Remember, PR is still PR. The goal is to build mutually beneficial relationships. Take the initiative today and begin developing quality relationships within the community. As always, if you begin developing relationships, be sure to implement a measurement program. Your relationships are irrelevant if they are unmeasurable. Use Paine’s six tips for measurement to ensure your community relationships are mutually beneficial.

Tuesday, November 17, 2015

Unfriended

Thanks to social media it seems like every day is some type of holiday. Scroll down your newsfeed on any given day and you will see National Best Friend Day, National Dog Day or even National Pizza Day… are these even legitimate? Probably not but according to ABC News, today is National Unfriend Day.

Talk show host, Jimmy Kimmel, started this ‘holiday’ as a joke and it has turned into an annual occurrence. National Unfriend Day encourages Facebook users to look at their friends list online and choose people to unfriend. When you’re finished unfriending friends, you will be left with a friends list of those you actually care to stay connected to.

Relationships change. Do you really need your camp counselor from 6th grade as a friend on Facebook? Or how about that annoying friend from high school? I have 1,487 friends on Facebook. I think I could use a little unfriending. How many people do I actually know or consider friends out of those 1,487 people? Social media has made it so easy for people to connect and build relationships.

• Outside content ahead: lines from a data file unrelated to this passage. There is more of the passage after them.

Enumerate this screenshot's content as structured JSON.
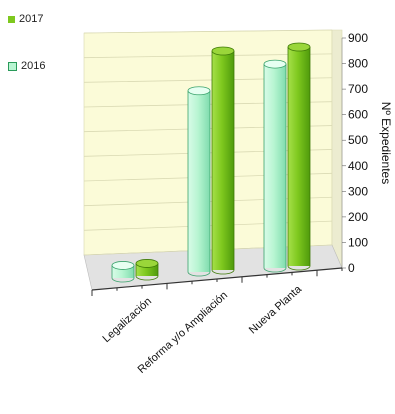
{
  "chart_data": {
    "type": "bar",
    "title": "",
    "xlabel": "",
    "ylabel": "Nº Expedientes",
    "ylim": [
      0,
      900
    ],
    "yticks": [
      0,
      100,
      200,
      300,
      400,
      500,
      600,
      700,
      800,
      900
    ],
    "categories": [
      "Legalización",
      "Reforma y/o Ampliación",
      "Nueva Planta"
    ],
    "series": [
      {
        "name": "2016",
        "values": [
          50,
          720,
          810
        ],
        "color": "#b8f5d2"
      },
      {
        "name": "2017",
        "values": [
          50,
          870,
          870
        ],
        "color": "#7ec81e"
      }
    ],
    "legend_position": "top-left",
    "grid": true,
    "wall_color": "#fbfbd8"
  }
}
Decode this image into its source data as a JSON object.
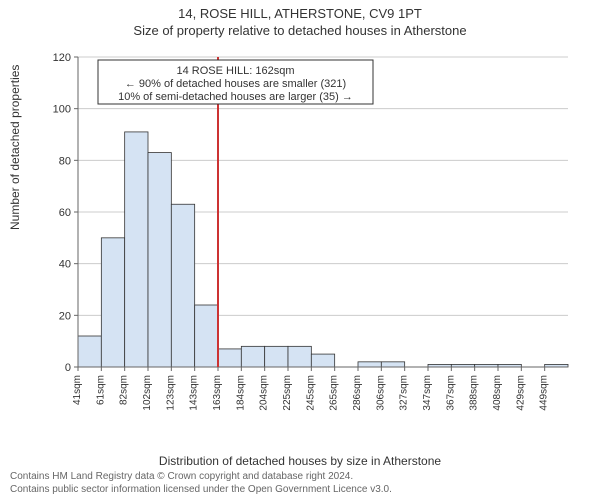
{
  "title": {
    "main": "14, ROSE HILL, ATHERSTONE, CV9 1PT",
    "sub": "Size of property relative to detached houses in Atherstone"
  },
  "chart": {
    "type": "histogram",
    "ylabel": "Number of detached properties",
    "xlabel": "Distribution of detached houses by size in Atherstone",
    "ylim": [
      0,
      120
    ],
    "ytick_step": 20,
    "background_color": "#ffffff",
    "grid_color": "#cccccc",
    "axis_color": "#666666",
    "bar_fill": "#d5e3f3",
    "bar_stroke": "#333333",
    "marker_color": "#cc3333",
    "marker_value": 162,
    "categories": [
      "41sqm",
      "61sqm",
      "82sqm",
      "102sqm",
      "123sqm",
      "143sqm",
      "163sqm",
      "184sqm",
      "204sqm",
      "225sqm",
      "245sqm",
      "265sqm",
      "286sqm",
      "306sqm",
      "327sqm",
      "347sqm",
      "367sqm",
      "388sqm",
      "408sqm",
      "429sqm",
      "449sqm"
    ],
    "values": [
      12,
      50,
      91,
      83,
      63,
      24,
      7,
      8,
      8,
      8,
      5,
      0,
      2,
      2,
      0,
      1,
      1,
      1,
      1,
      0,
      1
    ],
    "bar_width": 1.0,
    "annotation": {
      "lines": [
        "14 ROSE HILL: 162sqm",
        "← 90% of detached houses are smaller (321)",
        "10% of semi-detached houses are larger (35) →"
      ],
      "bg": "#ffffff",
      "border": "#333333"
    }
  },
  "footer": {
    "line1": "Contains HM Land Registry data © Crown copyright and database right 2024.",
    "line2": "Contains public sector information licensed under the Open Government Licence v3.0."
  }
}
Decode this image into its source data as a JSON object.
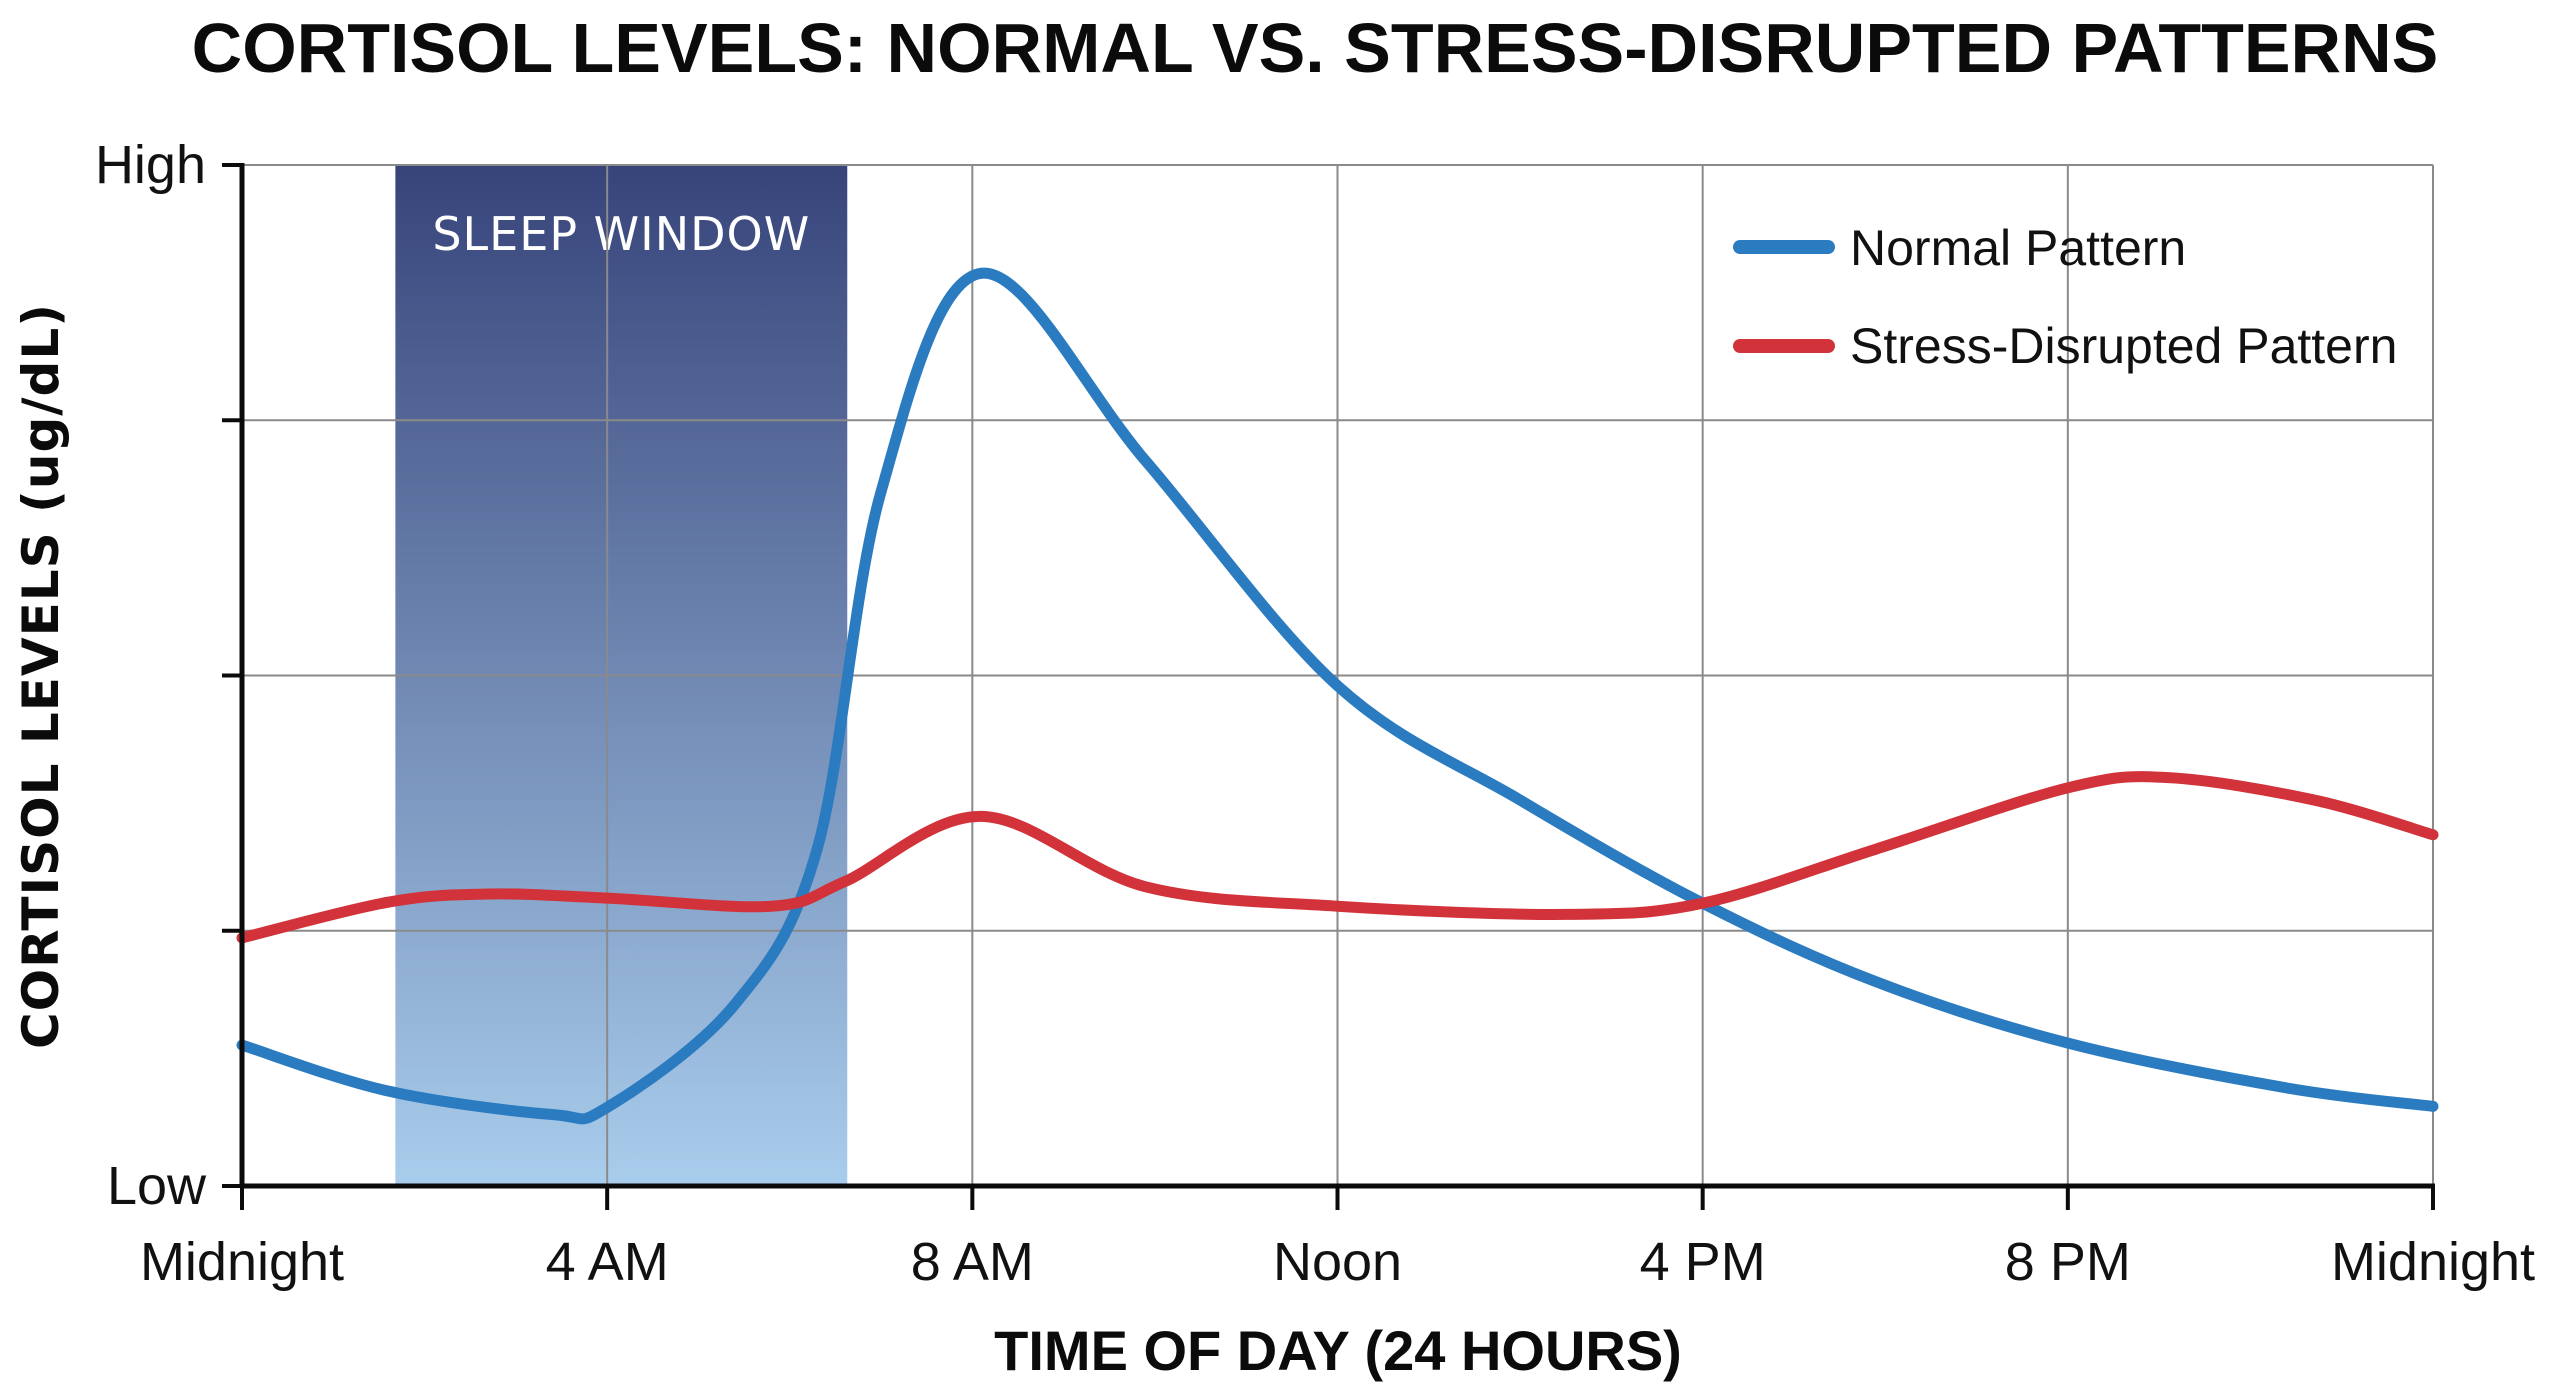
{
  "chart_data": {
    "type": "line",
    "title": "CORTISOL LEVELS: NORMAL VS. STRESS-DISRUPTED PATTERNS",
    "xlabel": "TIME OF DAY (24 HOURS)",
    "ylabel": "CORTISOL LEVELS (ug/dL)",
    "xlim": [
      0,
      24
    ],
    "ylim": [
      0,
      100
    ],
    "x_ticks": [
      {
        "value": 0,
        "label": "Midnight"
      },
      {
        "value": 4,
        "label": "4 AM"
      },
      {
        "value": 8,
        "label": "8 AM"
      },
      {
        "value": 12,
        "label": "Noon"
      },
      {
        "value": 16,
        "label": "4 PM"
      },
      {
        "value": 20,
        "label": "8 PM"
      },
      {
        "value": 24,
        "label": "Midnight"
      }
    ],
    "y_ticks": [
      {
        "value": 0,
        "label": "Low"
      },
      {
        "value": 25,
        "label": ""
      },
      {
        "value": 50,
        "label": ""
      },
      {
        "value": 75,
        "label": ""
      },
      {
        "value": 100,
        "label": "High"
      }
    ],
    "grid": true,
    "legend_position": "top-right",
    "series": [
      {
        "name": "Normal Pattern",
        "color": "#2a7bc0",
        "x": [
          0,
          1.6,
          3.4,
          4,
          5.4,
          6.3,
          7,
          8.1,
          9.9,
          12,
          14,
          16,
          17.9,
          20,
          22.4,
          24
        ],
        "values": [
          13.8,
          9.3,
          7,
          7.7,
          17.8,
          33,
          68,
          89.4,
          71,
          49,
          37.8,
          27.7,
          20,
          14,
          9.6,
          7.8
        ]
      },
      {
        "name": "Stress-Disrupted Pattern",
        "color": "#d2333a",
        "x": [
          0,
          1.6,
          2.7,
          4,
          5.8,
          6.6,
          8.1,
          9.9,
          12,
          14.5,
          16,
          17.9,
          20,
          21.1,
          22.7,
          24
        ],
        "values": [
          24.3,
          27.8,
          28.6,
          28.2,
          27.4,
          29.8,
          36.2,
          29.3,
          27.4,
          26.6,
          27.7,
          33,
          39,
          40,
          37.8,
          34.4
        ]
      }
    ],
    "annotations": [
      {
        "type": "band",
        "label": "SLEEP WINDOW",
        "x_start": 1.68,
        "x_end": 6.63,
        "color_top": "#37447a",
        "color_bottom": "#a9cdec"
      }
    ]
  },
  "colors": {
    "background": "#ffffff",
    "axis": "#0b0b0b",
    "grid": "#8a8a8a",
    "normal": "#2a7bc0",
    "stress": "#d2333a",
    "band_top": "#37447a",
    "band_bottom": "#a9cdec"
  }
}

Diane Gottsman, an etiquette expert advises you to “Use your best judgment. You have to weigh the annoyance. Is it going to be worse when you unfriend? Will it be more drama than its worth? If hiding their posts wont suffice and they’re still annoying you – it is OK to unfriend them.”

Make sure to celebrate National Unfriend Day every November 17 and keep Gottsman’s advice in mind and use your best judgment when it comes to unfriending friends. Happy unfriending y’all.